The ghost frowned. "I fail to see--"
"Petunia's son; you can imagine how well it went over with her. My point is, I'm afraid I might be doing as much a crap job as he did, and I might always have been as hard to deal with… well. I'm going to lose the stone again. And leave it lost, this time, somewhere far away from me."
"I see."
"So I won't summon you to me again. You can…"
"Bugger off?"
"What? No. Do whatever it is souls do, when they're not rescuing me."
Ghost Severus nodded.
"That's, um. That's all. I just was going to take you, er, your body. I was just going to take it up to Dumbledore's. Your. The headmaster's office until we can work out how to do the funeral." Harry paused. "You knew he hadn't told you everything, didn't you?"
"Neither of them ever did."
"And you still carried on."
"So did you, Potter."
"Yeah. Still." Harry started up the stairs to the headmaster's office, then stopped and carefully set the body on the stairs halfway up and turned to face Severus. He held up the ring. "Given I just told him a little while ago I was going to leave this lost, I probably shouldn’t take it up there."
"Foresight, Potter?" Snape's spirit smirked. "Be still my --oh, wait."
Harry groaned. "You choose now to be funny?"
"It wasn't, very."
"Well, yes, but comparatively. Anyway, Thanks. I'm pretty sure you'll get at least a posthumous award, too. Not that you probably care very much now. I told Voldemort, before he died."
"I expect he was disgruntled."
"You might say."
"That's satisfying, at least."
Harry nodded. "For everyone. Except him." He paused. "I, um, don't want to keep you."

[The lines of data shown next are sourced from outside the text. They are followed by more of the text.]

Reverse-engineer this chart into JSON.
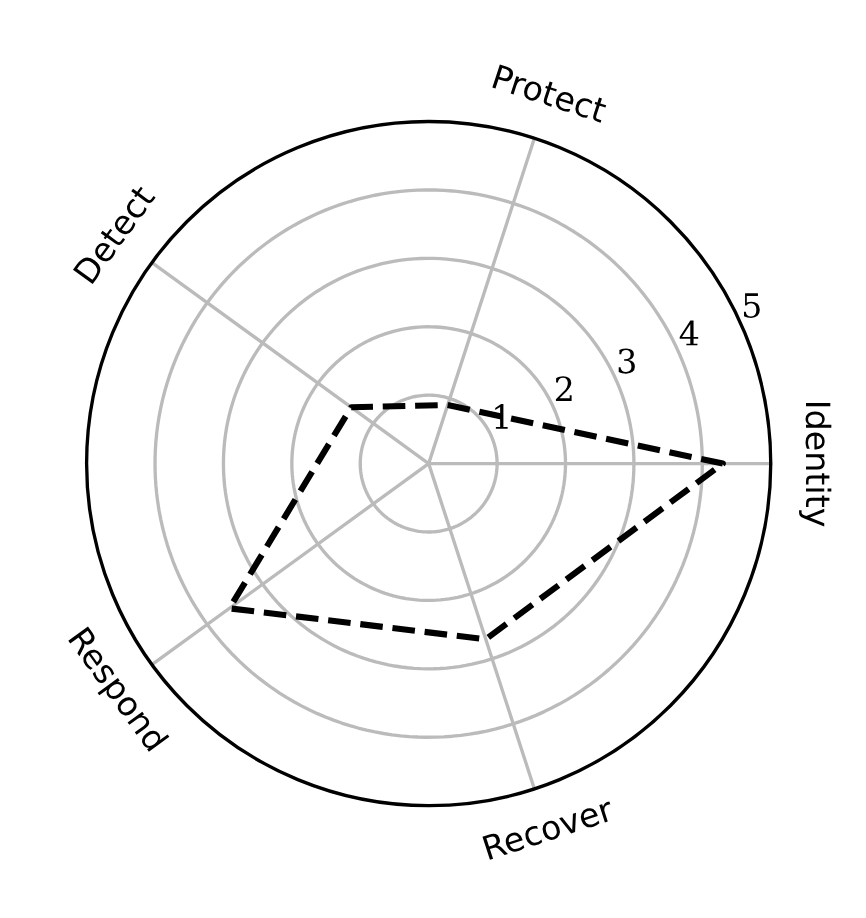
{
  "chart_data": {
    "type": "radar",
    "categories": [
      "Protect",
      "Identity",
      "Recover",
      "Respond",
      "Detect"
    ],
    "series": [
      {
        "color": "#000000",
        "values": [
          0.9,
          4.3,
          2.7,
          3.6,
          1.4
        ]
      }
    ],
    "ylim": [
      0,
      5
    ],
    "yticks": [
      1,
      2,
      3,
      4,
      5
    ],
    "grid": true,
    "line_style": "dashed",
    "marker": "none"
  }
}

"I find I'm in no particular hurry."
"Right. Um. Anyway. That was all I had to say, unless you wanted to call me a dunderhead once more. For old times' sake."
"My statement, or lack thereof, won't change the truth."
"Not about this, no." Harry put his hand in his pocket to drop the ring so he could lose it again later, then picked up the body once more to take it upstairs.
The collective headmasters gasped as he entered the room, and he looked around. "No one will bother him up here," he said. "He deserves a fitting funeral."
Dumbledore's portrait nodded, and said, "We shall watch over him."
"Thanks." Harry arranged the body comfortably on the floor, and said goodbye.